The judge overseeing Kodak's bankruptcy proceedings has approved the company's proposed $950 million financing arrangement between itself and its lenders and bondholders. Kodak filed for Chapter 11 protection in January and sought to use the funds while it sold off some of the 1,100 patents it held to generate cash while it restructured itself and continued to make payroll. The judge, Allan L. Gropper of the US Bankruptcy Court for the Southern District of New York, approved the arrangement despite a series of suits and counter-suits between Kodak, Apple, and others over some of the patents that Kodak now hopes to sell.
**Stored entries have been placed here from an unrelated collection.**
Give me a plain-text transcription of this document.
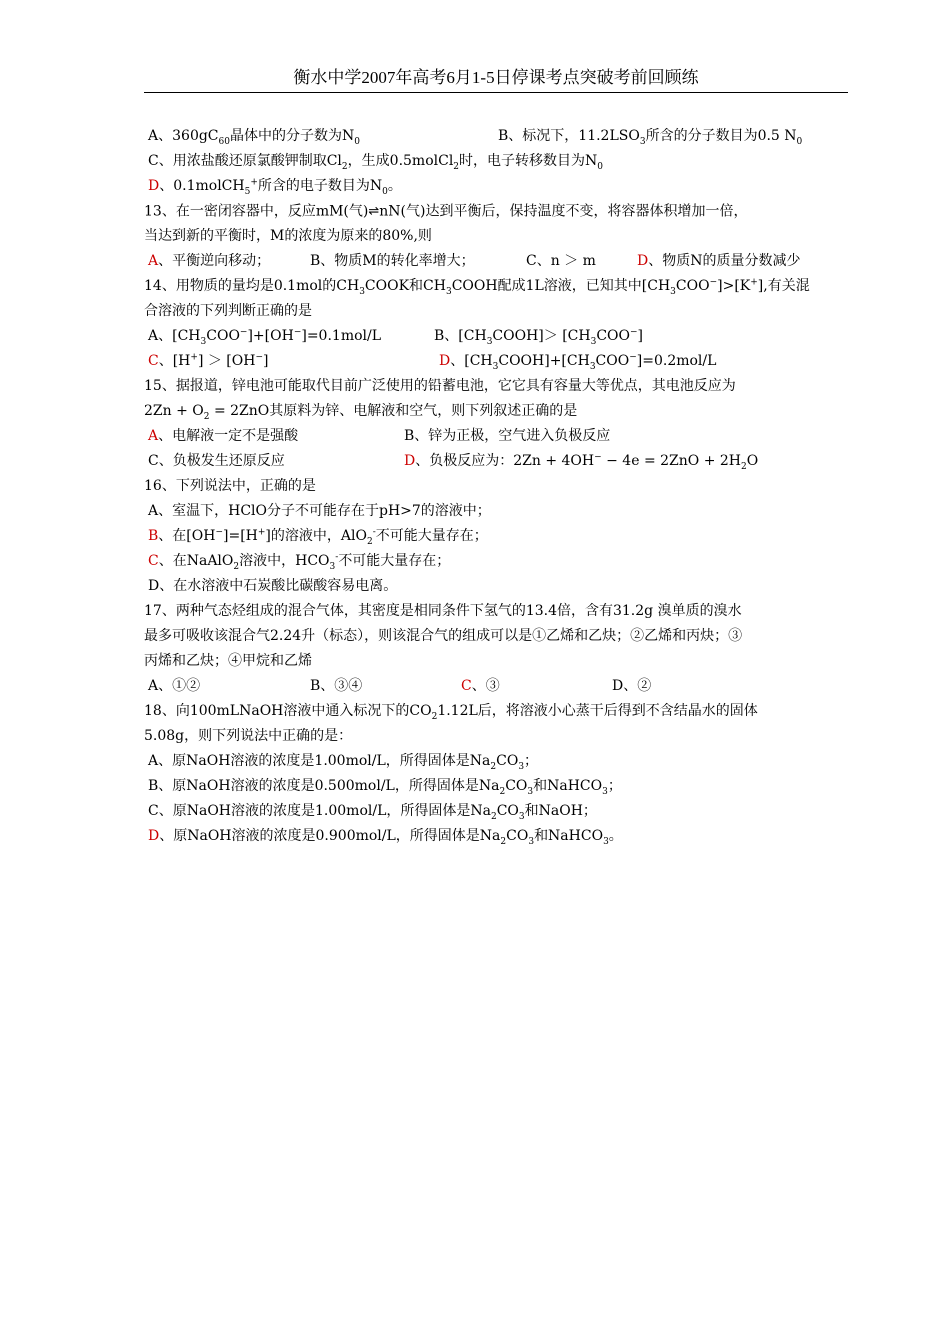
衡水中学2007年高考6月1-5日停课考点突破考前回顾练
A、$360gC_{60}$晶体中的分子数为$N_0$	B、标况下，$11.2LSO_3$所含的分子数目为0.5 $N_0$
C、用浓盐酸还原氯酸钾制取$Cl_2$，生成0.5molCl$_2$时，电子转移数目为$N_0$
D、0.1molCH$_5$+所含的电子数目为$N_0$。
13、在一密闭容器中，反应mM(气)⇌nN(气)达到平衡后，保持温度不变，将容器体积增加一倍，
当达到新的平衡时，M的浓度为原来的80%,则
A、平衡逆向移动；	B、物质M的转化率增大；	C、n ＞ m	D、物质N的质量分数减少
14、用物质的量均是0.1mol的$CH_3COOK$和$CH_3COOH$配成1L溶液，已知其中$[CH_3COO^-]>[K^+]$,有关混
合溶液的下列判断正确的是
A、$[CH_3COO^-]+[OH^-]=0.1mol/L$	B、$[CH_3COOH]> [CH_3COO^-]$
C、[H+] ＞ [OH−]	D、$[CH_3COOH]+[CH_3COO^-]=0.2mol/L$
15、据报道，锌电池可能取代目前广泛使用的铅蓄电池，它它具有容量大等优点，其电池反应为
$2Zn + O_2 = 2ZnO$其原料为锌、电解液和空气，则下列叙述正确的是
A、电解液一定不是强酸	B、锌为正极，空气进入负极反应
C、负极发生还原反应	D、负极反应为：$2Zn + 4OH^- - 4e = 2ZnO + 2H_2O$
16、下列说法中，正确的是
A、室温下，HClO分子不可能存在于pH>7的溶液中；
B、在[OH−]=[H+]的溶液中，AlO$_2$-不可能大量存在；
C、在NaAlO$_2$溶液中，$HCO_3^-$不可能大量存在；
D、在水溶液中石炭酸比碳酸容易电离。
17、两种气态烃组成的混合气体，其密度是相同条件下氢气的13.4倍，含有31.2g 溴单质的溴水
最多可吸收该混合气2.24升（标态），则该混合气的组成可以是①乙烯和乙炔；②乙烯和丙炔；③
丙烯和乙炔；④甲烷和乙烯
A、①②	B、③④	C、③	D、②
18、向100mLNaOH溶液中通入标况下的$CO_21.12L$后，将溶液小心蒸干后得到不含结晶水的固体
5.08g，则下列说法中正确的是：
A、原NaOH溶液的浓度是1.00mol/L，所得固体是$Na_2CO_3$；
B、原NaOH溶液的浓度是0.500mol/L，所得固体是$Na_2CO_3$和NaHCO$_3$；
C、原NaOH溶液的浓度是1.00mol/L，所得固体是$Na_2CO_3$和NaOH；
D、原NaOH溶液的浓度是0.900mol/L，所得固体是$Na_2CO_3$和NaHCO$_3$。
As part of its bankruptcy filing, the company sought approval of the $950 million credit from Citibank, one of its creditors, as it tried to reap the benefits of some of its intellectual property, valued in excess of $1 billion. Shortly after Kodak filed, Apple raised an objection to the loan arrangement, claiming that some of the patents that Kodak was trying to sell were at the center of litigation between the two companies.
The judge didn't directly address Apple's claims in granting the money, although an attempt by Apple to claim ownership of Kodak patents based on earlier work had been tossed out. Apple has subsequently asked for permission to sue Kodak to counter a suit that Kodak had filed against Apple immediately before Kodak filed for Chapter 11.